|The President’s Poster Children|
By Ashton Ellis
Thursday, October 18 2012
In 2008, 66 percent of voters ages 18 to 29 helped put Barack Obama in the White House. Four years later, they are suffering the consequences.
Anyone in or familiar with the 20-something cohort knows about the group’s depressing economic prospects. Currently, 53 percent of college graduates under 25 are unemployed or underemployed. Because of this, 42 percent of college graduates under 30 are living with their parents. Moreover, the price of college is rising thanks to state budget cuts and a weak recovery. The result is more debt to go with less job opportunities.
It gets worse when President Obama’s signature health care policy is added to the mix. ObamaCare not only “covers” 31 million uninsured people by mandating they purchase health insurance, it also requires health insurance plans to be exponentially more expensive. Starting in 2014, ObamaCare prohibits capping insurance payouts, which are a common feature of low-cost, low-benefit plans attractive to college students and young professionals.
Some colleges are opting to drop coverage altogether instead of paying premium increases of up to 1,000 percent. Similar price hikes will hit low-cost, low-benefit plans popular with young independent contractors and entrepreneurs. Students and young workers unable to shoulder the increased financial burden are saved for a short time, but only through burden shifting: ObamaCare requires a parent’s insurance provider to cover a child until age 26. After that, every unemployed, college-debt-ridden, still-living-at-home 27-year-old and above should be wondering where all the hope and change went.
Paul Ryan, the GOP vice presidential candidate, captured the angst perfectly in his acceptance speech to the Republican National Convention:
“The issue is not the economy as Barack Obama inherited it, not the economy as he envisions it, but this economy we are living. College graduates should not have to live out their 20s in their childhood bedrooms, staring up at fading Obama posters and wondering when they can move out and get going with life.”
The theme was picked up and extended in a heavily watched web ad by Crossroads Generations, a conservative super PAC. The ad depicts the metamorphosis of a bedroom from a crib in 1990 to a wall adorned with a pro-Obama poster in 2008. As the room empties then fills again with the belongings of an unemployed college graduate in 2012, the young man tears the poster from the wall while telling a friend, “There’s just no jobs anywhere. I’ve been doing this since graduation and I can’t do it for four more years.”

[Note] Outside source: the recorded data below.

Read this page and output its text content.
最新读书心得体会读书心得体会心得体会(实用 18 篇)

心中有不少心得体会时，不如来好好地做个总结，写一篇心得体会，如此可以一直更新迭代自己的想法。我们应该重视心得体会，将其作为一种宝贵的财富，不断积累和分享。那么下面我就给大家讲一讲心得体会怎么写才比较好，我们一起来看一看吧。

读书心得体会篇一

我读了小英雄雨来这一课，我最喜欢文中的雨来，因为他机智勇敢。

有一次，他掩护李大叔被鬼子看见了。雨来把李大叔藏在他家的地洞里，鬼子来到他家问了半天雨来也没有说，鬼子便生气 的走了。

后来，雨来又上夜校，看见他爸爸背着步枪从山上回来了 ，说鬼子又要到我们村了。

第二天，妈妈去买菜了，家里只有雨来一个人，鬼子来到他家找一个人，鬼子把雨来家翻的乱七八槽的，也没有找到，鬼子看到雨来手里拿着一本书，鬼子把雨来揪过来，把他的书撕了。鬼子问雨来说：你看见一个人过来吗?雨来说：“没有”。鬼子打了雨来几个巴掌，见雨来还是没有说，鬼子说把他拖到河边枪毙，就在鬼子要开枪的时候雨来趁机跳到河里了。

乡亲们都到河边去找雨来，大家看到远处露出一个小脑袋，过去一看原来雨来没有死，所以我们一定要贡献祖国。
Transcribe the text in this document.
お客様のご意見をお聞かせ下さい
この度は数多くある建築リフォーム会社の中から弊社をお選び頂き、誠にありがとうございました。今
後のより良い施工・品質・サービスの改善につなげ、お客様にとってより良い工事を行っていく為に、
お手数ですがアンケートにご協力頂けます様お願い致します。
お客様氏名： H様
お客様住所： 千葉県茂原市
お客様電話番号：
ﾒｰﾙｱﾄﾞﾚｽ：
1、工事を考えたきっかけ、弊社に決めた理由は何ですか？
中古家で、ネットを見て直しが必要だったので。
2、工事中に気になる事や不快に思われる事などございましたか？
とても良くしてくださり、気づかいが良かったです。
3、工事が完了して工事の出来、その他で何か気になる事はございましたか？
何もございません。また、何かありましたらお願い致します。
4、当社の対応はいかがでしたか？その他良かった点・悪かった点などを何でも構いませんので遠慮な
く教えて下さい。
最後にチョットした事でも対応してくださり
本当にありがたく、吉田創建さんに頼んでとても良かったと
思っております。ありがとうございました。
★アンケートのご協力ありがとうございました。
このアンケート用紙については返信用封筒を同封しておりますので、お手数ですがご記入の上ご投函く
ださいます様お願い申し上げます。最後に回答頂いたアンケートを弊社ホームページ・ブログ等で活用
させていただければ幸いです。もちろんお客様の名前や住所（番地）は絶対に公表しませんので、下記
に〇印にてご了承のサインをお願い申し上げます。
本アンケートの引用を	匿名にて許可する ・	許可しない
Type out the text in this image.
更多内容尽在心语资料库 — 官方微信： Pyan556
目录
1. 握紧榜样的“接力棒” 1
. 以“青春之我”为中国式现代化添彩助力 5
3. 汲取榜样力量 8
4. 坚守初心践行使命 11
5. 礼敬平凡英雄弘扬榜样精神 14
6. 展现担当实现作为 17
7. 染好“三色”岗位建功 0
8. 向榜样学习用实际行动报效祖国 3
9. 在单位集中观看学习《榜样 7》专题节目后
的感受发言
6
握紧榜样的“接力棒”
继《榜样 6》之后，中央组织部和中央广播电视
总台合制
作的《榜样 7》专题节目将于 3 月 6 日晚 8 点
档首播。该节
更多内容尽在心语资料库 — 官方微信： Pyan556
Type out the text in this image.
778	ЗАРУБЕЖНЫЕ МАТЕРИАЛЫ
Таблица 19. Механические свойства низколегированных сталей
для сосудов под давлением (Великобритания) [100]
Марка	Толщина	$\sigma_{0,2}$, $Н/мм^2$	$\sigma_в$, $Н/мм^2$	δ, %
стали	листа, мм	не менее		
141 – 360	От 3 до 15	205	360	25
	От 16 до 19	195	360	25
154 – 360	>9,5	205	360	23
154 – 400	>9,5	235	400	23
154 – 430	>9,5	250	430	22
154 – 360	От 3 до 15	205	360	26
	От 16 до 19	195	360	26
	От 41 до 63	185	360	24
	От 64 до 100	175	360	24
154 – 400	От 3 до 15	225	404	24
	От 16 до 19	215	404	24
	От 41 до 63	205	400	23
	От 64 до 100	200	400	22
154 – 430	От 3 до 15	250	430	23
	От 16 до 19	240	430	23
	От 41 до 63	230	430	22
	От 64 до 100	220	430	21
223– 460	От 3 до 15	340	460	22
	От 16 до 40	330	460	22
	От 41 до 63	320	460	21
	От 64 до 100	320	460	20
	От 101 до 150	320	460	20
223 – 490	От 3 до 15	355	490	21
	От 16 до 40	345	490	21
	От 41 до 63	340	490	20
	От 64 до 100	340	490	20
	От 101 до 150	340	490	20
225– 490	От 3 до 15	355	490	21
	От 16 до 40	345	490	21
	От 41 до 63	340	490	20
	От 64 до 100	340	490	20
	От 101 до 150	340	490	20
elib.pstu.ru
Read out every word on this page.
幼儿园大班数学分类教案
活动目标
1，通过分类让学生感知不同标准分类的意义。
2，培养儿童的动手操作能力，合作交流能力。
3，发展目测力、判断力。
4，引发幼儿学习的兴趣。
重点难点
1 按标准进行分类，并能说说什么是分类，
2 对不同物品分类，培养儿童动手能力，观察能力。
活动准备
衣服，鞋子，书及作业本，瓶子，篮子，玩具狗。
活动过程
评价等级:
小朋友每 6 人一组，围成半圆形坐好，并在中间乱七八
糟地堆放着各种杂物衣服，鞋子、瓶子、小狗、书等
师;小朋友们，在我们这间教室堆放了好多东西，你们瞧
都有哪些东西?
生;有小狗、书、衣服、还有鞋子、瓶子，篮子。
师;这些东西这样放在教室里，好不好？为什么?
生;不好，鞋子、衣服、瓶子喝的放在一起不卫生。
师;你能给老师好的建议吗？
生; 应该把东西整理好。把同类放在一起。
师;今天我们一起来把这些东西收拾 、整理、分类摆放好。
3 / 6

The ad is meant to speak for people like Danielle Low, a 22 year-old preschool teacher in Lebanon, Ohio, who voted for Obama in 2008, but now is supporting Mitt Romney. Speaking with reporter Byron York at a Romney campaign rally, Low explained why, as a married mother struggling to make mortgage payments, she’s had enough. “I think President Obama tricked me into voting for him. I feel like he lied to me. He made promises he couldn’t keep. He played on my young emotions. He played on me because I was young and naïve. I didn’t know anything about the world. I believed he was going to give us change. I just feel like he made a lot of promises – there’s no way he followed through with them. I haven’t seen any change. I’ve seen change for the worse, not change for the better.”
Low is not alone. Millions of young Americans are suffering the consequences of Barack Obama’s failed presidency. But like her they need to do more than tear down their posters. They need to replace failed economic policies for ones designed to stimulate opportunity and growth – the sooner, the better.